Quote Originally Posted by stoneFree View Post
Amazing, yes! in many ways. Let me tell you, I have more faith in bitcoin than Federal Reserve money. I trust open-source apps, cryptography, and mathematics more than a central banker.

TREEFARMER: We got caught up here with mining bitcoin, which gets technical; sorry about that. You don't need to mine (generate) bitcoin to use it.

WHAT IS BITCOIN?
To answer your question, a bitcoin is just data, bits on a computer, 0s and 1s. We talk about Bitcoin the software system, and then bitcoin the currency. One bitcoin currently trades for about $12 USD. One can download the bitcoin client, install it, and then you'd have a digital bitcoin wallet and access to the Bitcoin network (allow several hours for it to sync up). There is no account to setup.

Here's a nice eBook You Can Learn Bitcoin: http://www.lulu.com/shop/david-r-ste...-20423608.html
http://www.coindl.com/page/item/391
http://itunes.apple.com/us/book/you-...in/id569230042

And here is Scientific American: http://www.scientificamerican.com/ar...gains-momentum

Another fun way to learn is setup an account at Bitmit, the eBay of bitcoin. They give you a bitcoin wallet and anything you sell puts bitcoin (BTC) into your wallet. It's a fairly new site with not a lot of users - good for buyers, maybe not so good for sellers.
No need to apologize to me, because I'm the one that specifically asked about the mining.
The ebook Introduction To Bitcoin Mining, found on this website, answered some of my questions.
According to that ebook, the process of "mining" bitcoins generates computing power which supports the bitcoin network and other software operations of an unspecified nature.

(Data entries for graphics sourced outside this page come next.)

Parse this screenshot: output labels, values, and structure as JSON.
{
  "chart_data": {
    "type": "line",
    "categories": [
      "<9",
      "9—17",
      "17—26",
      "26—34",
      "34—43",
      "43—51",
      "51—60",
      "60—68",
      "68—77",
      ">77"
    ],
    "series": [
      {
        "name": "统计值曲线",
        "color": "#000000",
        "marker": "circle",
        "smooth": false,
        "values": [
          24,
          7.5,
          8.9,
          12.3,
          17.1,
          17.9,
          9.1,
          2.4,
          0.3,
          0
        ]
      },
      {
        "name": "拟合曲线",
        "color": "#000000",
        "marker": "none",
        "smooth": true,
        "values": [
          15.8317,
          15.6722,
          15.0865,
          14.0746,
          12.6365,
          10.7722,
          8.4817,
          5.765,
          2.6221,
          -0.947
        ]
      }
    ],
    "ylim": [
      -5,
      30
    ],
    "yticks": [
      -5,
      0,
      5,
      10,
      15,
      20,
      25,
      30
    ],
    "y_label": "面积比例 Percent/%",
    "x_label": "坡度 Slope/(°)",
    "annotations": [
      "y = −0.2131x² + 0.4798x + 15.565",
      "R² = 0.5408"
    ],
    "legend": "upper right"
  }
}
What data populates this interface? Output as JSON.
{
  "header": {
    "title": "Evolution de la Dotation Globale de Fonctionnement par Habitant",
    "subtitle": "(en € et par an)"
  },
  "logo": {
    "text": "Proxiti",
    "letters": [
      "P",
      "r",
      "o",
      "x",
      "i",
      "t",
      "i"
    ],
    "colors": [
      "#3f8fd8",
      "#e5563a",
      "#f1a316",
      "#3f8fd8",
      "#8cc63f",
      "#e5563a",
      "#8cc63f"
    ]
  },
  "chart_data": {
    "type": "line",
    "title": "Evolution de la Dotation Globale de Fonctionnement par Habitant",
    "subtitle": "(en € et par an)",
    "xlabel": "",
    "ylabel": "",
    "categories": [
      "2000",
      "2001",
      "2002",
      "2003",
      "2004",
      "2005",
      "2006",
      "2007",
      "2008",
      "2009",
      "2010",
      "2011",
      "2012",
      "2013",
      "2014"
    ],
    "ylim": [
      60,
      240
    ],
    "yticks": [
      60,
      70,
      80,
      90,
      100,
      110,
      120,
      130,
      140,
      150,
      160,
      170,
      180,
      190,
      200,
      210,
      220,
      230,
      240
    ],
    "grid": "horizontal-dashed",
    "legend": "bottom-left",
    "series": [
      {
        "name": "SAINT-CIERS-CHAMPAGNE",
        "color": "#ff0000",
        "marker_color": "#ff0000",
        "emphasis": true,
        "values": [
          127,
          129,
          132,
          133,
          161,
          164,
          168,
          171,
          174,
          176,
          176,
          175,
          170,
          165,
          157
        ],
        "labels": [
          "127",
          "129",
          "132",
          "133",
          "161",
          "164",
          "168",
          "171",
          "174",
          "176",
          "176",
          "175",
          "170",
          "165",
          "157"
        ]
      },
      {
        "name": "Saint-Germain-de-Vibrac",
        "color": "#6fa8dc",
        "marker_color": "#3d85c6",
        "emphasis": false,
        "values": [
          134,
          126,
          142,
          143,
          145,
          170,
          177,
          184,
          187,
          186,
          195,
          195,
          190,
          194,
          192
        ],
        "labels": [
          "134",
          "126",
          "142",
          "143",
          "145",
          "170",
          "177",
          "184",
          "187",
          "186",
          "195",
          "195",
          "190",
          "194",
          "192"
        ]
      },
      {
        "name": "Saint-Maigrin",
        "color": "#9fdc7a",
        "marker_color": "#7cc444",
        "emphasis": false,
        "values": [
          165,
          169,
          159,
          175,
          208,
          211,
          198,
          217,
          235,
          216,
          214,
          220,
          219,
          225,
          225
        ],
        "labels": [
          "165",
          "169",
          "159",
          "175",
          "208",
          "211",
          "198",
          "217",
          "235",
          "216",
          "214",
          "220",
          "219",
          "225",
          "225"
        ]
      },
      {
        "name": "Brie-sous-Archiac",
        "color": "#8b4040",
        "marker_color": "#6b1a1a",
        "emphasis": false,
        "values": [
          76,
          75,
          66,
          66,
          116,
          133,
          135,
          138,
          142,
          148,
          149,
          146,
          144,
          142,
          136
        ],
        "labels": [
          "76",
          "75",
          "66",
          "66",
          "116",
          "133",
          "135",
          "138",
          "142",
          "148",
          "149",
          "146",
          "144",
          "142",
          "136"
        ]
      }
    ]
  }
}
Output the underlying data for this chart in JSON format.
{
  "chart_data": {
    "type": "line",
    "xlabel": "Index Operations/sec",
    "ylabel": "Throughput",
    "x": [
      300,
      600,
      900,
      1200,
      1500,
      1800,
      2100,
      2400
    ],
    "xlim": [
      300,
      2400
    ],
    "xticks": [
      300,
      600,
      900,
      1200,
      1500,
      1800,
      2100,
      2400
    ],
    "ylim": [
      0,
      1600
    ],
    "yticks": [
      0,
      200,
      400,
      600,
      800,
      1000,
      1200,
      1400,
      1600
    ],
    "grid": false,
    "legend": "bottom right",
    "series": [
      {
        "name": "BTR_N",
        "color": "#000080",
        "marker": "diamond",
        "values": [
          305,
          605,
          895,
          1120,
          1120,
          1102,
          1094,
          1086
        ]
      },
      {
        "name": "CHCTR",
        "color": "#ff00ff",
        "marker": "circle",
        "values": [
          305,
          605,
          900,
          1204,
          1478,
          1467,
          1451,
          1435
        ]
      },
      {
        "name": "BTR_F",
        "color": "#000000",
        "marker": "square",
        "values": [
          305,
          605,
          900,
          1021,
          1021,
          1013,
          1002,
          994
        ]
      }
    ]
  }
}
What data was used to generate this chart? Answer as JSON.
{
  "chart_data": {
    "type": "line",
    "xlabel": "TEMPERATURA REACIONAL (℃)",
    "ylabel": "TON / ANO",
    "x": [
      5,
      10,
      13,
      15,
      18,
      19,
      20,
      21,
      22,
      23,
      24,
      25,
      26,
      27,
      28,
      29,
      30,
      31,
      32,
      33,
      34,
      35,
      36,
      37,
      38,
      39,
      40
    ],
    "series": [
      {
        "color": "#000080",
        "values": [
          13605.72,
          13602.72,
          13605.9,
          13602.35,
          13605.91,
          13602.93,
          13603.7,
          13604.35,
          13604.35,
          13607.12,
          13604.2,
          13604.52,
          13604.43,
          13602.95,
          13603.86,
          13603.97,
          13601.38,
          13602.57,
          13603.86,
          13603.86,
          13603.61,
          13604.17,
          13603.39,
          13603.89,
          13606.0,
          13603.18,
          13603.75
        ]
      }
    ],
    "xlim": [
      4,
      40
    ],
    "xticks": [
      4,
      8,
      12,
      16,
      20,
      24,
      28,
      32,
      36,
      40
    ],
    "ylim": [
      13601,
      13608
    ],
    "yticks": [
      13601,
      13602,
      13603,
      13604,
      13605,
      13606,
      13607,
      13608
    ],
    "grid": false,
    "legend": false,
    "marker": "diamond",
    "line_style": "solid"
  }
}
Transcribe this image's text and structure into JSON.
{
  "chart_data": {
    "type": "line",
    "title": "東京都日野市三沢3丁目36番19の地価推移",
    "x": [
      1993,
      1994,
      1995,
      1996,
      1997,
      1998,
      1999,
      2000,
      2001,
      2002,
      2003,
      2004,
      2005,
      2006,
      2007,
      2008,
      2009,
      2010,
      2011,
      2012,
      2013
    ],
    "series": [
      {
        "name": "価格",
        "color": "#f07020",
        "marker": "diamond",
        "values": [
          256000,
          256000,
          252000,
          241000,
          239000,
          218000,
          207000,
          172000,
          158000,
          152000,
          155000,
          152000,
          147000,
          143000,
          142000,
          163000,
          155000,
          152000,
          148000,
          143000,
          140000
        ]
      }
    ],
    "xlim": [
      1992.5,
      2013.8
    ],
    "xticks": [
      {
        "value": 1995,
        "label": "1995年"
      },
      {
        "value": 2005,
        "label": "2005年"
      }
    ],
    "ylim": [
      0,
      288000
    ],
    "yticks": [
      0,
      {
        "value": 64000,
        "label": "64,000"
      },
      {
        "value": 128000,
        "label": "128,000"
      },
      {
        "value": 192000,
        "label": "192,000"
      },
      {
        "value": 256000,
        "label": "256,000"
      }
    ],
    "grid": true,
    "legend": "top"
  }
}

In the Chapter entitled What is Mining? it says:

"Bitcoin is really three things. First it is a protocol (or set of rules)
that defines how the network should operate. Second it is a
software project that implements that protocol. Third it is a network
of computers and devices running software that uses to [sic] protocol to
create and manage the Bitcoin currency.

Mining is defined in the protocol, implemented in software, and is
an essential function in managing the Bitcoin network. Mining
verifies transactions, prevents double-spending, collects transaction
fees and creates the money supply. Mining also protects the
network by piling tons of processing power on top of past
transactions.

Mining verifies transactions by evaluating them against the
transactions that happened before. Transactions cannot spend
bitcoins that do not exist or that were spent before. They must send
bitcoins to valid addresses and adhere to every rule defined by the
protocol.

With a frequency that is targeted at every 10 minutes, mining
creates new blocks from the latest transactions and produces the
amount of bitcoins defined by the current block reward (50 BTC until
late 2012). Miners also verify blocks produced by other miners to
allow the entire network to continue building on the blockchain."

It looks to me like bitcoin mining is a good way to support the computer industry.
It encourages people to buy more computer equipment to support their mining operations, without which it appears that bitcoin would not exist.

Apart from the unusual "mining" process, bitcoin looks like any other token currency to me, which can be exchanged for other useful currency, whose value depends entirely on its perceived usefulness in the minds of the users.